Since we moved in, I've been trying to kill the blackberry vine that grows between the sidewalk and street, reaching out thorny tendrils to catch unwary commuters. Every few months, I chop it back to the soil and rip out any roots I can find. It always grows back.

The blackberry is incredibly invasive and almost unkillable once it's established. This may have something to do with a friend's confusion about the front yard. "Wait. You planted blackberries? On purpose?"

Ladybug, diligently patrolling the blackberries for aphids.

Here's the redeeming thing about blackberry plants: they make blackberries. And I like blackberries a lot. The ones in the stores these days seem to have been grown for sturdiness rather than flavor, which doesn't stop them from being absurdly expensive. And although I know a lot of "urban foragers" are happy to harvest the thickets under the BART tracks, I worry about what the maintenance guys are spraying them with.    

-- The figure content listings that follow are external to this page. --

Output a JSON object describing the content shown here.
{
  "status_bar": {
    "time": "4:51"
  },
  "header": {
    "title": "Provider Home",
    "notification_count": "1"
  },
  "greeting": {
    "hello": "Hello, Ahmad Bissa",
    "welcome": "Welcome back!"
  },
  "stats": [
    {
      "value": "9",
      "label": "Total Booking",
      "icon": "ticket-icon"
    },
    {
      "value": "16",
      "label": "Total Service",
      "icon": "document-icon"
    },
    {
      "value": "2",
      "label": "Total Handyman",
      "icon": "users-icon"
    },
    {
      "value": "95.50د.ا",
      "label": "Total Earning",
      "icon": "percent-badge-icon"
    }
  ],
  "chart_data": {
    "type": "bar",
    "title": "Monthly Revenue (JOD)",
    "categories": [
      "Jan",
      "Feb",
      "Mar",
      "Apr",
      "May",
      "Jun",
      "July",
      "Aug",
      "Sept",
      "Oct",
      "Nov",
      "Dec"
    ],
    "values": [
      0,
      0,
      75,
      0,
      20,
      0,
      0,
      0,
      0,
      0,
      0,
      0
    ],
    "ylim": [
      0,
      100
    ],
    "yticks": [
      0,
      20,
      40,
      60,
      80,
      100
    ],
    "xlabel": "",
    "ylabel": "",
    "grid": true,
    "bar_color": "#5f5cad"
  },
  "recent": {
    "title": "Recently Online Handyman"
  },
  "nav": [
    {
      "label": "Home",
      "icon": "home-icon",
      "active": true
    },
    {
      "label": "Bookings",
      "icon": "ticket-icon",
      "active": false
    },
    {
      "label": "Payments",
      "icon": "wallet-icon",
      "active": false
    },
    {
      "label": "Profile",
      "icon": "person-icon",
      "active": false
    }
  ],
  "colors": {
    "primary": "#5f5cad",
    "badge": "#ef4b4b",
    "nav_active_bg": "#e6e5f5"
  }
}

So last spring, with the help of some friends, I planted five blackberry plants and six raspberries in our front yard (I also like raspberries a great deal). Not having any idea which varieties would do best in my yard, I just got one of every bare-root variety that Berkeley Hort had in stock. The nursery guy said he liked the way I roll.

One of the new raspberries.  
We didn't expect berries the first year, but got a dozen or so. They were damned good, though I forgot to pay attention to which plants produced the tastiest fruit. I also neglected to water them much, figuring that this would encourage them to develop deep roots and build character. All that good stuff. Only two raspberries survived, but four blackberries did, which just goes to show you.

The survivors spent the winter sending out runners. In theory, these should bear fruit this summer. Unless they're trellised and diligently monitored, they will also root and spread until the plants take over the entire property. So after picking up and planting a few new varieties (including the "Loch Ness" blackberry – I'm a sucker for amusingly named produce), I put up trellises, tied the runners up, and gave everything a good watering.

Trellises made from salvaged hardware, branches from the eucalyptus tree we had to take down, and my favorite brown twine. If I do this again, I need to learn to tie the right kind of knots.